The GOP’s 2008 vice presidential nominee, Sarah Palin, offered a message to all women, a group that has backed Democrats in every presidential election since 1988: “Women, don’t let them use you — unless you choose to be their political pawn, just their piece of accessory on their arm.”

The Republican firebrand was among just a handful of women featured on the main stage during the Conservative Political Action Conference, which offers an early audition for GOP officials weighing a 2016 presidential run and a platform for leading conservatives to put their stamp on the evolving Republican Party. Thousands of conservative activists, opinion leaders and Republican officials flocked to a hotel near Washington.

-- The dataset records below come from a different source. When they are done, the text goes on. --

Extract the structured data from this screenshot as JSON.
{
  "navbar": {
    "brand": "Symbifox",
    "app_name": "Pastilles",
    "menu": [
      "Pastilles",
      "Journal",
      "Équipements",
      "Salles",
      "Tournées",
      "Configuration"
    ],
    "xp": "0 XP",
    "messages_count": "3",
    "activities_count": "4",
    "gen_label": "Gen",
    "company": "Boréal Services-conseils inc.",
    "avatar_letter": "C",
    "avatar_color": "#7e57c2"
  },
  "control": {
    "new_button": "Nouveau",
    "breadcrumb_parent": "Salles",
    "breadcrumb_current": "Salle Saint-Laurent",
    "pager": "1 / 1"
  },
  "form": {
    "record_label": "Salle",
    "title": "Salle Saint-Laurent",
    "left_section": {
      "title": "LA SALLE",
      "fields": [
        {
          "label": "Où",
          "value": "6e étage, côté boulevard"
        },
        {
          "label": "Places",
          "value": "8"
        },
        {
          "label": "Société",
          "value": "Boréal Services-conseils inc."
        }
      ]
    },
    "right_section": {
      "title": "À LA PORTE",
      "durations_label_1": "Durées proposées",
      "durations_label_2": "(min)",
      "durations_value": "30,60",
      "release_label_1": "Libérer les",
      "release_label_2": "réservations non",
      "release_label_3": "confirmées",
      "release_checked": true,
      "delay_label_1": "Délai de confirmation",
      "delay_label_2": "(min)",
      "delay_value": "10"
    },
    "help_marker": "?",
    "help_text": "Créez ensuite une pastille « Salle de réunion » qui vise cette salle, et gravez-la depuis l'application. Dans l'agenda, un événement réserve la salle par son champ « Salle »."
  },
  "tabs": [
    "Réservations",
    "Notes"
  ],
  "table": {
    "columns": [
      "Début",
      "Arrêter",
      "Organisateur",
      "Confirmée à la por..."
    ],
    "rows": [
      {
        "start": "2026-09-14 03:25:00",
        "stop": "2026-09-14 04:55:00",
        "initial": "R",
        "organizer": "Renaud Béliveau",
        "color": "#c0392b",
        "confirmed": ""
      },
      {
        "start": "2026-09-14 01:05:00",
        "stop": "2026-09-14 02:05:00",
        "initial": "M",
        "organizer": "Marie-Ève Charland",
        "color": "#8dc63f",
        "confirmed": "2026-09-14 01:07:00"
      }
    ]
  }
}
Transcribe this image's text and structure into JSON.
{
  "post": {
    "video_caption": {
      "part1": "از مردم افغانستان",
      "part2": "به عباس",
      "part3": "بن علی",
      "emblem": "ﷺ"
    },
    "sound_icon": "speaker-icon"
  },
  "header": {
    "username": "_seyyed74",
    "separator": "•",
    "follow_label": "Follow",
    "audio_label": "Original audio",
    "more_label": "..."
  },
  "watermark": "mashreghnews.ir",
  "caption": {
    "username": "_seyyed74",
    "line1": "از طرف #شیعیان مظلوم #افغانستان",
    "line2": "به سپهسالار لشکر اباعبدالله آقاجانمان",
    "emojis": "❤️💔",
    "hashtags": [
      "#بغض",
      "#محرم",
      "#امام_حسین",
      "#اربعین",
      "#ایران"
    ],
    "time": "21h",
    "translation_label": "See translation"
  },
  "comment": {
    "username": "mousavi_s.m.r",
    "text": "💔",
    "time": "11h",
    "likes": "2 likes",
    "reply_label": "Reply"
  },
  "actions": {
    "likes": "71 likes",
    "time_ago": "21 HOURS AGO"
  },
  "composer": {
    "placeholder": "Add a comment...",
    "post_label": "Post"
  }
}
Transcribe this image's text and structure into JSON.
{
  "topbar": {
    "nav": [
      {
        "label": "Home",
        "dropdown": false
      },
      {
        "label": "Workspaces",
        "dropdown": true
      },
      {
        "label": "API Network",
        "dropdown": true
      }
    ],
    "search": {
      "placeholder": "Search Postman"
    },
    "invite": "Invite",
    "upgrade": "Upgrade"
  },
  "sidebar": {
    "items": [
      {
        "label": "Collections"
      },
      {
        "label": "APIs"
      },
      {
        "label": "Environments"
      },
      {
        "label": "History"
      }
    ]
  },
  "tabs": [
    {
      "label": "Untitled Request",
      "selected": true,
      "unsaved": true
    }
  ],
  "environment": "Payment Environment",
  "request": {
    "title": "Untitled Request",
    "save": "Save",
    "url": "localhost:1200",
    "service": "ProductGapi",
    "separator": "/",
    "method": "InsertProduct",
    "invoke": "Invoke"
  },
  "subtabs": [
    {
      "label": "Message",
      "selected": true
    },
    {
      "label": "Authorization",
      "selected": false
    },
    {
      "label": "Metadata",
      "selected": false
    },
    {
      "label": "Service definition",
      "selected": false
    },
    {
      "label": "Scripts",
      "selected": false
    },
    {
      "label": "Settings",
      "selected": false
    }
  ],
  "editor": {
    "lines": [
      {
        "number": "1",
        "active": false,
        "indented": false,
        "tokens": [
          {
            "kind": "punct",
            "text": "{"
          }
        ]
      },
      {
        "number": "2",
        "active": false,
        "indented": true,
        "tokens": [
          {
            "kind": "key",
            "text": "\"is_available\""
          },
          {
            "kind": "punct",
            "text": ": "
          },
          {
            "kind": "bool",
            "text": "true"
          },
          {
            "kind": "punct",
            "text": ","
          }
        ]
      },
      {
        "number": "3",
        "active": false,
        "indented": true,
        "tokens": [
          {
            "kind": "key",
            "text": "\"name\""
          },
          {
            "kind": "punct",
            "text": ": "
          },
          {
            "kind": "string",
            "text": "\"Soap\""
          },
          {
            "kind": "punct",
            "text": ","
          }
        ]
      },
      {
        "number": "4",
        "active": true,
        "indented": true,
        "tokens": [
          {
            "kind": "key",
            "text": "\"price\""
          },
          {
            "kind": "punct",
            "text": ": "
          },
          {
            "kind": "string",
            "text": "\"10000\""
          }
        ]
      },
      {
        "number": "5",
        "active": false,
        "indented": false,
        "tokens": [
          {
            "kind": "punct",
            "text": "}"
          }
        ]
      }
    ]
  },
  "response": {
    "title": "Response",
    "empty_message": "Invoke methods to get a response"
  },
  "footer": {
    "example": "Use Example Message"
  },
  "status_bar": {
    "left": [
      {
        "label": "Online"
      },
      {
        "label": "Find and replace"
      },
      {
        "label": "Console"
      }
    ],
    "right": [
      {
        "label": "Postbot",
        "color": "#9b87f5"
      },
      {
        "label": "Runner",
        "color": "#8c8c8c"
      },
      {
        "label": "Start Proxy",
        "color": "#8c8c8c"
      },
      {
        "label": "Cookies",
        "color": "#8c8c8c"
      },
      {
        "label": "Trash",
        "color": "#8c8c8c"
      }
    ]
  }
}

Kentucky Sen. Rand Paul won the conference’s presidential preference straw poll, a symbolic victory that reflects his popularity among conservatives who typically hold outsized influence in the GOP’s presidential selection process.

Clinton has yet to announce her 2016 intentions, but she is considered the overwhelming favorite to win her party’s nomination should she run.

Former House Speaker Newt Gingrich charged that Clinton would be “a prison guard for the past” should she become president. Gingrich, a 2012 presidential hopeful, said that Republicans would recapture the White House if the next election is framed as a fight between the past and the future.

Rep. Michele Bachmann (R-Minn.) declared that the former secretary of state “has a lot to explain” should she run for president.